One thing they share is football, with Leinart the quarterback for No. 1 Southern California and Jarrett his favorite target.
Otherwise, they wouldn't seem to have much in common, since Leinart is a 22-year-old fifth-year senior from nearby Orange County and Jarrett is a 19-year-old sophomore from New Brunswick, N.J.
Appearances can be deceiving.
Both needed a roommate last summer, so in their words, they hooked up.
It has worked out well.
"We're kind of down to earth, laid-back," said Leinart, the Heisman Trophy winner. "We really get along. We play a lot of video games."
Said Jarrett: "Me and Matt have always been cool ever since I first got here. We have the same personality - we don't let our heads get too big. We're laid-back guys. We like to go out here and there, to the mall, to campus parties."
They talk football at home, but not a lot.
"We just try to get away from it a little bit," Jarrett said. "It's not a 24/7 thing. We have our own personal lives. We just laugh, joke around, play video games, just hang out like regular teenagers do."
With that, Jarrett caught himself, realizing Leinart is relative elder-statesmen. Leinart passed up a chance at millions of dollars last winter, deciding to stay in school rather than turn pro because he wanted to remain a kid for one more year.
Perhaps that's what Jarrett meant, although he did say Leinart is like a big brother to him.
The trust shared by the pair is evident on the field. While Leinart's accomplishments have been well-documented, Jarrett has quietly emerged as a star.
His 61-yard reception on a fourth-and-9 play set up Leinart's quarterback sneak TD with 3 seconds left that gave USC a 34-31 victory at Notre Dame on Oct. 15.
"I think that was one of my biggest plays so far," Jarrett said. "I felt a lot of pressure on me. I just went out and made the play. I think I'll always remember that catch."
He's not the only one.
Jarrett has 46 catches for 663 yards and 12 touchdowns this season, giving him 101 receptions for 1,512 yards and 25 TDs in 20 career games.
Mike Williams holds the USC career record for touchdown catches with 30 in 2002-03, and former Stanford receiver Ken Margerum holds the Pac-10 record with 32 in 1977-80. Jarrett could surpass both standards this year.
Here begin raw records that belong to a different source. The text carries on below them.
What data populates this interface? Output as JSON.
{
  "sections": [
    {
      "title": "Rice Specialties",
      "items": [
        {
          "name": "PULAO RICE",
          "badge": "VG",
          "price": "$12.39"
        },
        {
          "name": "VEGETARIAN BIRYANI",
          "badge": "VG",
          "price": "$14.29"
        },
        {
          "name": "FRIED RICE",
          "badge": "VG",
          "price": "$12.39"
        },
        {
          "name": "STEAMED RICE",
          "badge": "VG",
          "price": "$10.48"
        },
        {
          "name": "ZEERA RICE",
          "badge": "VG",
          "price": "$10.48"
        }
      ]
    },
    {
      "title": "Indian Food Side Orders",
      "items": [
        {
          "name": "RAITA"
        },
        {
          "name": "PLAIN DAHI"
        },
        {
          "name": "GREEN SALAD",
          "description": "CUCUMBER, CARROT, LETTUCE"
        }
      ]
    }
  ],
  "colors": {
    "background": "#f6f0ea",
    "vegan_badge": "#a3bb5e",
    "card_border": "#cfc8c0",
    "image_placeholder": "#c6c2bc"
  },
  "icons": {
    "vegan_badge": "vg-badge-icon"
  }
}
Keary Colbert holds USC's career record with 207 catches from 2000-03 and Johnnie Morton holds the career reception yardage record at 3,201 from 1990-93. Jarrett is nearly halfway to both.
"He's unbelievable. I think he's the best receiver in the country," Leinart said. "That's safe to say. He's dominant out there."
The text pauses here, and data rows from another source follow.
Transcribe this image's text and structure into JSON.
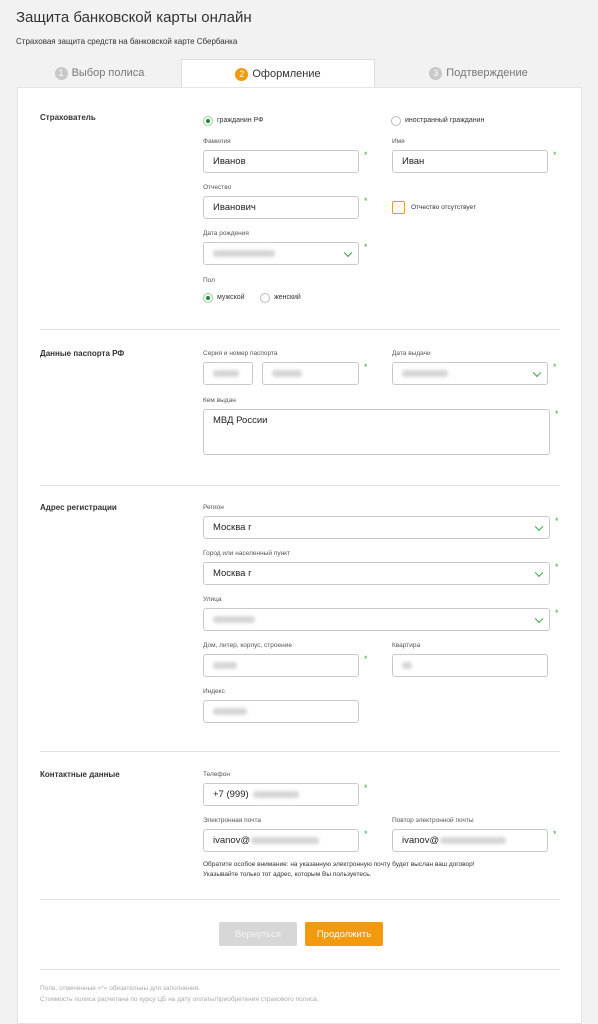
{
  "header": {
    "title": "Защита банковской карты онлайн",
    "subtitle": "Страховая защита средств на банковской карте Сбербанка"
  },
  "steps": [
    {
      "num": "1",
      "label": "Выбор полиса",
      "active": false
    },
    {
      "num": "2",
      "label": "Оформление",
      "active": true
    },
    {
      "num": "3",
      "label": "Подтверждение",
      "active": false
    }
  ],
  "insurer": {
    "section_label": "Страхователь",
    "citizenship_options": [
      "гражданин РФ",
      "иностранный гражданин"
    ],
    "citizenship_selected": "гражданин РФ",
    "surname_label": "Фамилия",
    "surname_value": "Иванов",
    "name_label": "Имя",
    "name_value": "Иван",
    "patronymic_label": "Отчество",
    "patronymic_value": "Иванович",
    "no_patronymic_label": "Отчество отсутствует",
    "birthdate_label": "Дата рождения",
    "gender_label": "Пол",
    "gender_options": [
      "мужской",
      "женский"
    ],
    "gender_selected": "мужской"
  },
  "passport": {
    "section_label": "Данные паспорта РФ",
    "series_label": "Серия и номер паспорта",
    "issue_date_label": "Дата выдачи",
    "issued_by_label": "Кем выдан",
    "issued_by_value": "МВД России"
  },
  "address": {
    "section_label": "Адрес регистрации",
    "region_label": "Регион",
    "region_value": "Москва г",
    "city_label": "Город или населенный пункт",
    "city_value": "Москва г",
    "street_label": "Улица",
    "house_label": "Дом, литер, корпус, строение",
    "apartment_label": "Квартира",
    "index_label": "Индекс"
  },
  "contacts": {
    "section_label": "Контактные данные",
    "phone_label": "Телефон",
    "phone_prefix": "+7 (999)",
    "email_label": "Электронная почта",
    "email_prefix": "ivanov@",
    "email_repeat_label": "Повтор электронной почты",
    "email_repeat_prefix": "ivanov@",
    "note_line1": "Обратите особое внимание: на указанную электронную почту будет выслан ваш договор!",
    "note_line2": "Указывайте только тот адрес, которым Вы пользуетесь."
  },
  "actions": {
    "back_label": "Вернуться",
    "continue_label": "Продолжить"
  },
  "footer": {
    "line1": "Поля, отмеченные «*» обязательны для заполнения.",
    "line2": "Стоимость полиса расчитана по курсу ЦБ на дату оплаты/приобретения страхового полиса."
  },
  "required_mark": "*",
  "colors": {
    "accent": "#f29a0e",
    "success": "#1b8a2a",
    "required": "#4ba34e"
  }
}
And to think, just a little over a year ago, Jarrett considered leaving USC because he was homesick. Leinart and his family had a lot to do with putting him at ease.
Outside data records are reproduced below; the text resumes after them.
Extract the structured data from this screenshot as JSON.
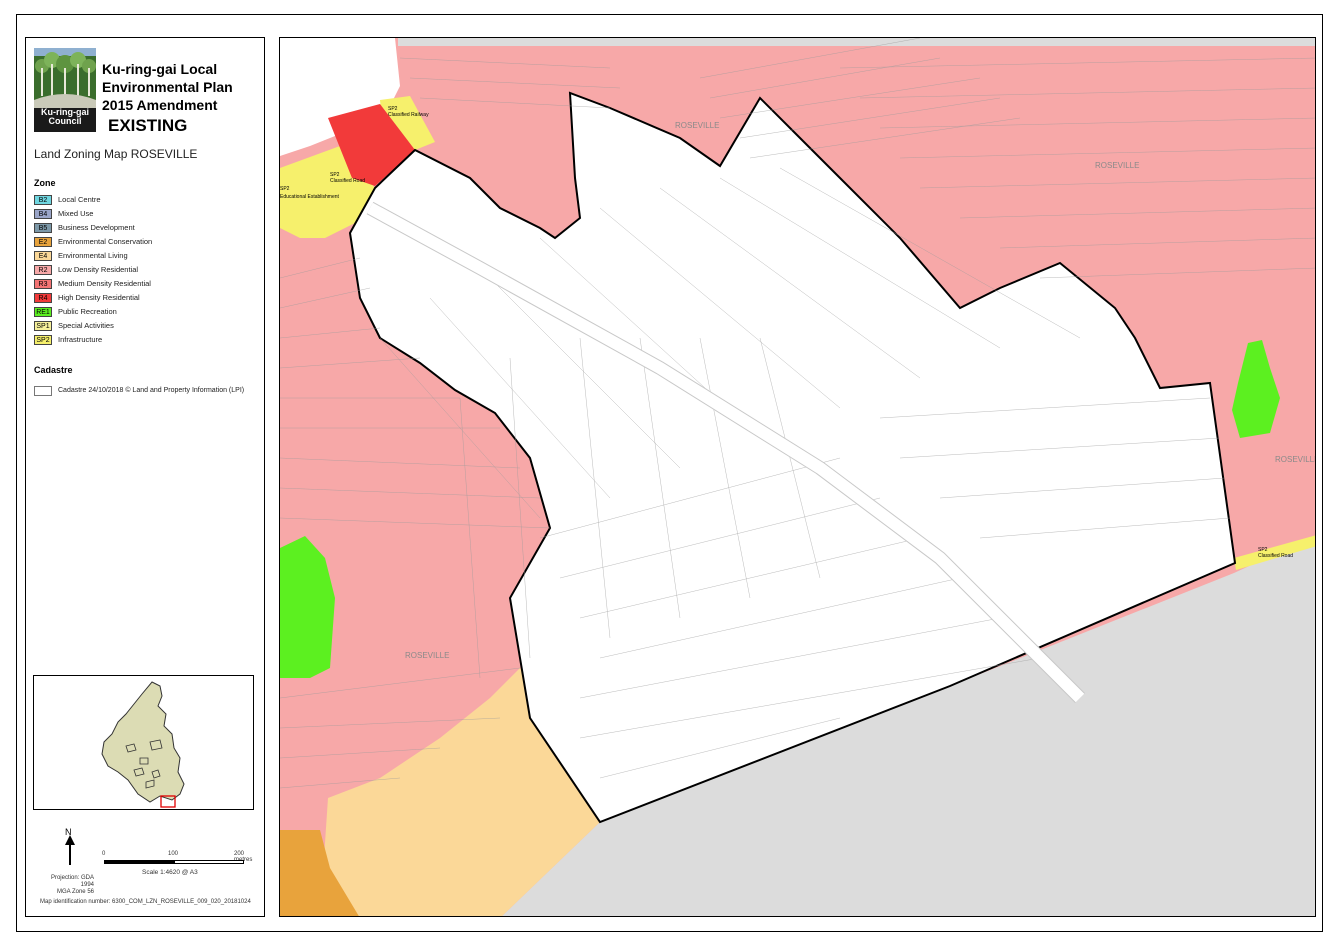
{
  "header": {
    "title_lines": [
      "Ku-ring-gai Local",
      "Environmental Plan",
      "2015 Amendment"
    ],
    "status": "EXISTING",
    "map_title": "Land Zoning Map ROSEVILLE",
    "logo_text": [
      "Ku-ring-gai",
      "Council"
    ]
  },
  "legend": {
    "zone_heading": "Zone",
    "zones": [
      {
        "code": "B2",
        "label": "Local Centre",
        "color": "#6fd6e0"
      },
      {
        "code": "B4",
        "label": "Mixed Use",
        "color": "#9aa5c8"
      },
      {
        "code": "B5",
        "label": "Business Development",
        "color": "#7c98a8"
      },
      {
        "code": "E2",
        "label": "Environmental Conservation",
        "color": "#e8a33c"
      },
      {
        "code": "E4",
        "label": "Environmental Living",
        "color": "#fbd898"
      },
      {
        "code": "R2",
        "label": "Low Density Residential",
        "color": "#f7a8a8"
      },
      {
        "code": "R3",
        "label": "Medium Density Residential",
        "color": "#f37474"
      },
      {
        "code": "R4",
        "label": "High Density Residential",
        "color": "#f23a3a"
      },
      {
        "code": "RE1",
        "label": "Public Recreation",
        "color": "#5cf020"
      },
      {
        "code": "SP1",
        "label": "Special Activities",
        "color": "#f6f09a"
      },
      {
        "code": "SP2",
        "label": "Infrastructure",
        "color": "#f6f06c"
      }
    ],
    "cadastre_heading": "Cadastre",
    "cadastre_label": "Cadastre 24/10/2018 © Land and Property Information (LPI)"
  },
  "scalebar": {
    "north": "N",
    "ticks": [
      "0",
      "100",
      "200 metres"
    ],
    "scale_text": "Scale   1:4620   @ A3",
    "projection": [
      "Projection: GDA 1994",
      "MGA Zone 56"
    ]
  },
  "map_identification": "Map identification number: 6300_COM_LZN_ROSEVILLE_009_020_20181024",
  "map_labels": {
    "suburb": "ROSEVILLE",
    "sp2_rail": "Classified Railway",
    "sp2_road": "Classified Road",
    "sp2_edu": "Educational Establishment",
    "sp2_code": "SP2"
  },
  "colors": {
    "r2": "#f7a8a8",
    "r4": "#f23a3a",
    "re1": "#5cf020",
    "e4": "#fbd898",
    "e2": "#e8a33c",
    "sp2": "#f6f06c",
    "outside": "#dcdcdc"
  }
}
"When I first came here, his family were the first ones to open their arms to me, welcome me," Jarrett said. "Me and Matt already had a relationship. He was one of the guys who helped me make the transition from an East Coast guy to a West Coast guy."
With that, Jarrett said he was still an East Coast guy, adding: "I'm used to the West Coast. It's not as bad as I thought."
Jarrett, a 6-foot-5, 200-pounder, said Jerry Rice has always been his favorite receiver.
"As I was growing up, T.O. and Moss came along," Jarrett said, referring to Terrell Owens and Randy Moss.
Owens and Moss are great talents. They're also controversial. Jarrett appears to be anything but, although he's not lacking in confidence.
"I'm just a humble guy," he said. "I just feel like I'm blessed. God blessed me with the talent. I knew my capabilities ever since I was young. I knew I had a thing for catching the ball."
Jarrett has certainly impressed USC coach Pete Carroll.
"He is playing on a different level than we thought he would relative to where we saw him," Carroll said. "This is really one of the most natural catchers you can find now. He has marvelous hand-eye coordination.
"He is going to do some extraordinary things before it is all said and done."